Reset: Alice.bal = 500, Bob.bal = 200.

(a) Empty transaction.

  1. BEGIN; COMMIT; with no operations. Why test? Zero-length work must be legal.

Verify (a): nothing changes; Alice.bal = 500, Bob.bal = 200, sum 700 ✓.

(b) Zero-rupee transfer.

  1. BEGIN; Alice.bal := 500 - 0 = 500; Bob.bal := 200 + 0 = 200; COMMIT. Why test? A ₹0 move is the limiting value of a transfer.

Verify (b): balances unchanged, sum 700 ✓. No CHECK risk since nothing crossed zero.

(c) Self-transfer Alice → Alice, ₹100.

  1. BEGIN; Alice.bal := 500 - 100 = 400; then Alice.bal := 400 + 100 = 500; COMMIT. Why test? Same row on both sides — the two writes must net out.

Verify (c): Alice.bal = 500 (net zero), sum 700 ✓. Note the balance dipped to 400 inside the txn but that intermediate is hidden by isolation.


Example 10 — Exam twist: pick the weakest safe isolation level · cell M10

Reasoning steps.

  1. Identify the anomaly that would break the invariant. Why? You choose the level by the specific anomaly, not by "safest wins."
  2. Two txns inserting the same primary key is a write conflict on a unique constraint, not a phantom read. Why? The PRIMARY KEY / UNIQUE constraint (a Database Constraints feature) rejects the duplicate at write time regardless of isolation level.
  3. Therefore even Read Committed is enough: the constraint itself blocks the duplicate; one insert commits, the other errors. Why not Serializable? Stronger isolation adds locking/aborts and lowers throughput for no extra safety on this invariant.

Verify. Correct answer: Read Committed (the weakest common level that, together with the unique constraint, holds the invariant). Serializable would also work but is strictly more expensive — the engineering rule is "weakest level that still holds your invariant." ✓ (This is the twin of the parent's mistake: "just use Serializable everywhere.")

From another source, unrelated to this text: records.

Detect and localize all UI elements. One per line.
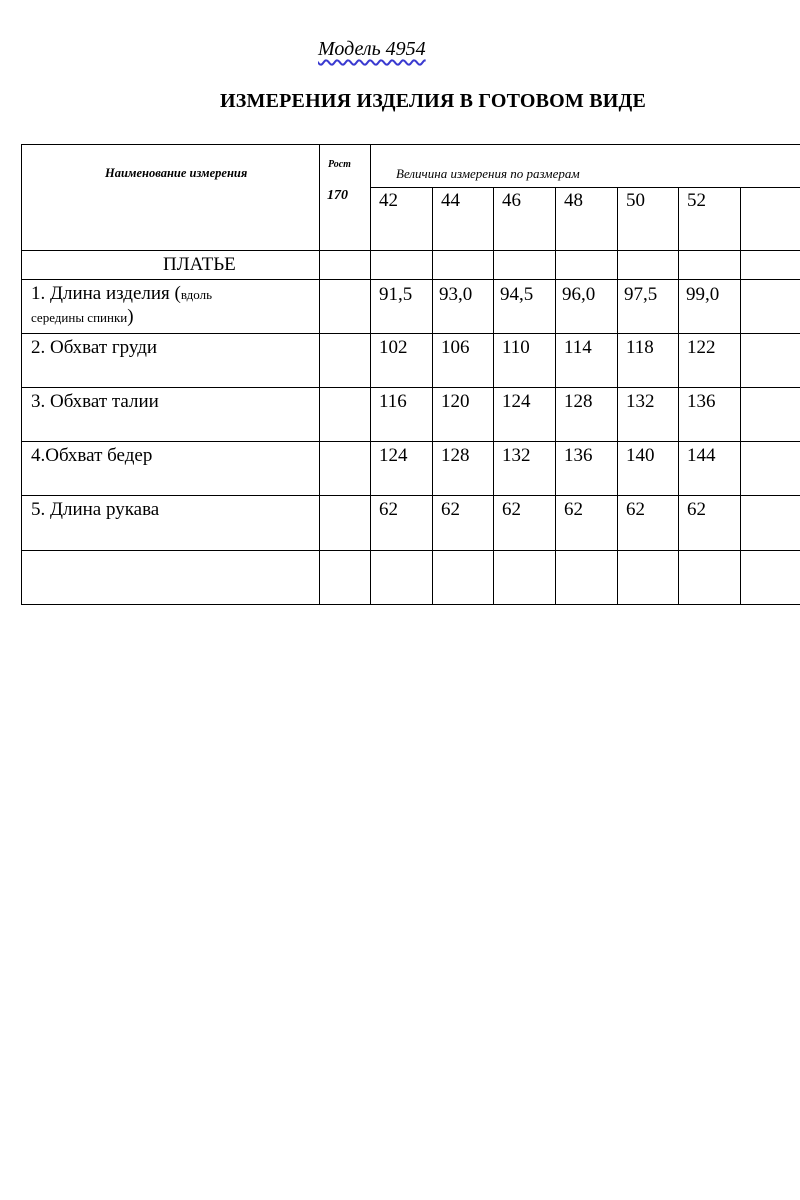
row-5-value-52: 62 (687, 499, 706, 520)
col-divider-name (319, 144, 320, 605)
header-sizes: Величина измерения по размерам (396, 166, 580, 181)
row-divider-header (21, 250, 800, 251)
measurements-table (21, 144, 800, 606)
row-divider-3 (21, 441, 800, 442)
row-5-value-42: 62 (379, 499, 398, 520)
row-1-value-42: 91,5 (379, 284, 413, 305)
row-2-value-50: 118 (626, 337, 654, 358)
row-3-value-50: 132 (626, 391, 655, 412)
row-3-value-42: 116 (379, 391, 407, 412)
row-2-value-42: 102 (379, 337, 408, 358)
header-measurement-name: Наименование измерения (105, 166, 248, 180)
row-4-value-42: 124 (379, 445, 408, 466)
row-2-value-52: 122 (687, 337, 716, 358)
header-rost: Рост (328, 159, 351, 170)
row-label-2: 2. Обхват груди (31, 337, 158, 358)
size-48: 48 (564, 190, 583, 211)
row-label-1-small: вдоль (180, 287, 213, 302)
table-border-left (21, 144, 22, 605)
row-label-1-line2: середины спинки (31, 310, 128, 325)
row-1-value-46: 94,5 (500, 284, 534, 305)
row-1-value-52: 99,0 (686, 284, 720, 305)
row-divider-1 (21, 333, 800, 334)
row-4-value-52: 144 (687, 445, 716, 466)
row-divider-5 (21, 550, 800, 551)
size-42: 42 (379, 190, 398, 211)
row-label-1-close: ) (127, 306, 134, 327)
size-50: 50 (626, 190, 645, 211)
col-divider-rost (370, 144, 371, 605)
model-title: Модель 4954 (318, 38, 426, 60)
row-5-value-46: 62 (502, 499, 521, 520)
row-label-3: 3. Обхват талии (31, 391, 159, 412)
size-52: 52 (687, 190, 706, 211)
row-3-value-44: 120 (441, 391, 470, 412)
row-label-1-main: 1. Длина изделия ( (31, 283, 181, 304)
row-divider-4 (21, 495, 800, 496)
row-5-value-48: 62 (564, 499, 583, 520)
header-rost-value: 170 (327, 188, 348, 203)
section-label: ПЛАТЬЕ (163, 254, 236, 275)
row-4-value-48: 136 (564, 445, 593, 466)
row-1-value-44: 93,0 (439, 284, 473, 305)
row-1-value-50: 97,5 (624, 284, 658, 305)
row-3-value-46: 124 (502, 391, 531, 412)
row-5-value-44: 62 (441, 499, 460, 520)
row-2-value-48: 114 (564, 337, 592, 358)
row-1-value-48: 96,0 (562, 284, 596, 305)
row-4-value-50: 140 (626, 445, 655, 466)
row-divider-2 (21, 387, 800, 388)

Filling the matrix — did we cover everything?

Scenario matrix

Atomicity M1 M2

Durability M3

Consistency M4 M5

Isolation M6 M7 M8

Edge cases M9

Exam twist M10

Ex1 commit

Ex2 crash before commit

Ex3 crash after commit

Ex4 CHECK rollback

Ex5 app invariant

Ex6 dirty read

Ex7 non-repeatable

Ex8 phantom

Ex9 empty zero self

Ex10 weakest level

Every cell M1–M10 has at least one worked example. ✓


Active recall

Recall Which log and why?

Crash before commit fixes with which log? ::: The undo log — no commit marker exists, so we erase partial work (Atomicity). Crash after commit fixes with which log? ::: The redo log — a commit marker exists, so we re-apply the promised change (Durability).

Recall Anomaly → weakest level that stops it

Dirty read ::: Read Committed. Non-repeatable read ::: Repeatable Read. Phantom read ::: Serializable.

Recall Consistency reality check

In Example 5 the DB committed happily but the sum became 800. Whose fault, and why? ::: The application's — "total money constant" was never a declared rule, so ACID-C (which only enforces declared constraints) cannot catch it.